Lalu selesaikah perdebatan ini? Akhir dari sebuah perdebatan yang sesungguhnya bukanlah
terletak pada seberapa tuntas diskusi yang dilakukan disepakati bersama. Dalam konteks
perdebatan ini, selesai atau tidaknya suatu diskursus menuntut logika argumentasi tersebut
diyakini sebagai jawaban atas perdebatan itu sendiri. Perdebatan ini kemudian bergeser pada
ranah komplesiktas yang semakin mewarnai jagad ilmiah yang tiada berkesudahan. Perdebatan
yang bermula dari adanya kesadaran untuk mempertanyakan arti dari sebuah akal pikiran
manusia, bergeser menjadi seberapa jauh akal pikiran mampu menjawab permasalahan
kontemporer dalam segala bidang seperti politik, ekonomi, sosial, budaya dan agama. Artinya,
dewasa ini perdebatan tersebut kemudian terarah pada wacana bahwa bukanlah sumber akal
pikiran tersebut yang ’penting’ untuk diketemukan sumbernya. Melainkan seberapa jauh akal
pikiran digunakan manusia untuk perkembangan kehidupan yang lebih baik. Akal pikiran
kemudian terlembagakan melalui ideologi oleh para pendukungnya. Ideologi ini kemudian
menjadi agama baru yang lebih mutakhir untuk menjawab tantangan masa depan kemanusiaan.

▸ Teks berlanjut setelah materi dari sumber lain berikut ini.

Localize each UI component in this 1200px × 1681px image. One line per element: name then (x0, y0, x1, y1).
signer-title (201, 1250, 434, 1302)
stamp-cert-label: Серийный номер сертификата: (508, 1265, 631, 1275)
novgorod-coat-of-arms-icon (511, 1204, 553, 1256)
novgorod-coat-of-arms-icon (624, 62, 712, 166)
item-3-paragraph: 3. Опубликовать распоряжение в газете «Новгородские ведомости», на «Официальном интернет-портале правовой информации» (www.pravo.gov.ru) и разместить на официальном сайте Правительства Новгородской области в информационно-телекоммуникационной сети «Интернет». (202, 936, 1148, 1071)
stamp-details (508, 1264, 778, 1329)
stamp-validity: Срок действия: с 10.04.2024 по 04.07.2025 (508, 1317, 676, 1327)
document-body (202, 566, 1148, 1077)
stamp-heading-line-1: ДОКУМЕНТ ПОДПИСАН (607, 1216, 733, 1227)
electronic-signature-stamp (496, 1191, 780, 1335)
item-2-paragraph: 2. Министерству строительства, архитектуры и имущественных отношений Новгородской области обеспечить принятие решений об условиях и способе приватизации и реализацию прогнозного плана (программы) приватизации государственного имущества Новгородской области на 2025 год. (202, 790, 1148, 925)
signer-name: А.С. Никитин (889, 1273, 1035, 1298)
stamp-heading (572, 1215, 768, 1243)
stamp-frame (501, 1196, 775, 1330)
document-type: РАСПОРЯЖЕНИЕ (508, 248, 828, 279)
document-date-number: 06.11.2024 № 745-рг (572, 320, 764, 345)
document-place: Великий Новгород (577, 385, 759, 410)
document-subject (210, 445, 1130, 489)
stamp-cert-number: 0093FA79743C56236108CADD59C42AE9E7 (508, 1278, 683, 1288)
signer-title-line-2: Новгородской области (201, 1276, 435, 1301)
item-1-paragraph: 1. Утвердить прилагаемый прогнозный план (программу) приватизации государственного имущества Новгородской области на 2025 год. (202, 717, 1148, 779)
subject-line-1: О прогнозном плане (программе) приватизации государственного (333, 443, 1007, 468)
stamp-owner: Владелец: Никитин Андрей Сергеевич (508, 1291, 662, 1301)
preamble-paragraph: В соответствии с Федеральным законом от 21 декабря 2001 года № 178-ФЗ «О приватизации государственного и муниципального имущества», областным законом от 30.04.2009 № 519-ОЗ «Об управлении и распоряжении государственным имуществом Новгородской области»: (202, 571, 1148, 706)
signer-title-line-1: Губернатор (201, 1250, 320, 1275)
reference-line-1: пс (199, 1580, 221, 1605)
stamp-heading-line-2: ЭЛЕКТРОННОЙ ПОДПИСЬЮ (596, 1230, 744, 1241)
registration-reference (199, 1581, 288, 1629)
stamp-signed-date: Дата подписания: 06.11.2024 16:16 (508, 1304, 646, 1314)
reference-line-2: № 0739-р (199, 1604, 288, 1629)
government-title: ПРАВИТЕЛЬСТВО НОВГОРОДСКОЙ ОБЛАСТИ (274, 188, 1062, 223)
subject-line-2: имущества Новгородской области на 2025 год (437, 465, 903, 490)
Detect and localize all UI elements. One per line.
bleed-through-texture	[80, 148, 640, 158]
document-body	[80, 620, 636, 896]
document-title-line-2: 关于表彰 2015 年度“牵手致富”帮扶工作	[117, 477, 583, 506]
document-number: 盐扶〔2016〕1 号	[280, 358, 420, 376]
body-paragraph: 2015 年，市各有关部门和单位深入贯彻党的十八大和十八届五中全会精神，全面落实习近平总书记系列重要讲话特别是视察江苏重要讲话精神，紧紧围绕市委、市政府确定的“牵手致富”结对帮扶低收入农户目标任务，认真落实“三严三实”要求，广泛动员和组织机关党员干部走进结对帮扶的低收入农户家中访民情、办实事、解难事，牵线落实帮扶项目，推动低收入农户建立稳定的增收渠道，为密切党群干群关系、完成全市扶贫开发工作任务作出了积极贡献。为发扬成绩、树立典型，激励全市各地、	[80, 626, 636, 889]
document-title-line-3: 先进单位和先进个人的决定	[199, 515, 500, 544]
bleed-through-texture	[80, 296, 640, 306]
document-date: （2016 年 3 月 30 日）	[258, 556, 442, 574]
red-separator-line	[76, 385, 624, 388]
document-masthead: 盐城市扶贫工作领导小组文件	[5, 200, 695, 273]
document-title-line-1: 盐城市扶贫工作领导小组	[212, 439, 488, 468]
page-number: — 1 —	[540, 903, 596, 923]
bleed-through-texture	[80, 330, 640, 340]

Dalam pandangan Durkheim, seorang pemikir Francis abad 20, kelak sumber pikiran itu akan
semakin memantapkan pengetahun sebagai sumber dari segala kebenaran yanga ada di
dalamnya, sebuah kejernihan dan kebenaran yang sesungguhnya. Akhirnya Agama digantikan
ilmu pengetahuan, karena dengan ilmu pengetahuanlah, agama dapat dijelaskan, dikembangkan
dan diketemukan selama sejarah umat manusia.to be continued

lebih dari setahun yang lalu · Laporkan

Indra Ghazali
Secara sejarah, memang Agama-agama (khususnya samawi), mengalami gejolak/konflik yang
luar biasa dengan sains/ilmu pengetahuan yang di anggap sbg ancaman eksistensi dan esensi
daripada ajaran2 agama itu. Tapi dari historikal itu juga dan melalui perbandingan konflik,
permusuhan terjadi dikalangan agama kristen yang dijadikan alat oleh kerajaan romawi untuk
meng-hegemoni dunia, dibakarnya perpustkaan raja Iskandaria yg ekspansi itu berasal dari
Uskup Agung Cyriil, sampai pada zaman Galileo, copernicus, sampai sekarang ini zaman
vatikan ortodok. Umat Islam relatif stabil, menurut Robert N Bellah, hubungan antara Islam dan
pengetahuan seperti "pacaran" dimana ada saat2 hubngan itu mesra dan ada saat tegangnya,
kejadian konflik dengan kaum "Aqli" yang puncaknya ditutup oleh Abu Hamid Al Ghazali dgn
kitabul Tahafatul Falasifah, dan ada masa2 Islam mendukung Ilmu pengetahuan ketika jaya
dalam bidang2 kedokteran, kosmologi dll.
Tetapi Ibn Taiymiah sempat menyesalkan hubngan Islam yg menentang Ilmu pengetahuan, dan
itu pun sebenarnya dalam ranah politik dinasti dan bukn bertentangan dgn doktrin Islam, Cak
Nur sll berkata "Islam datang untuk membongkar Feodalisme" contohnya konsepsi ketuhanan
dalam Islam yg dikenal dengan Tauhid adlah konsekuensi dan implikasinya melepaskan dogma
feodalisme, yang jelas2 menegeaskan kemerdekaan sbg Manusia wakil Tuhan. Berdasarkan apa2
saja yg termaktub dalam kitab suci Islam yg seharusnya bisa sangat objektif melihat sesuatu,
sama sekali tdk ada pertentangan masalah Ilmu, akal ataupun apasaja yang berkaitan dgn Ikhtiar
manusia, banyak skali referensi dan dalil untuk memperteguh bahwa tdk ada yg bertolak
belakang antara Islam dan Ilmu, semua berjalan harmonis, krn Hakikat manusia adlah mahluk
Percaya maka penting skali suatu jlan yg sering disebut Iman, Ilmu dan Amal. Suatu konsep
Islam yang universal meliputi manusia dan sekitarnya.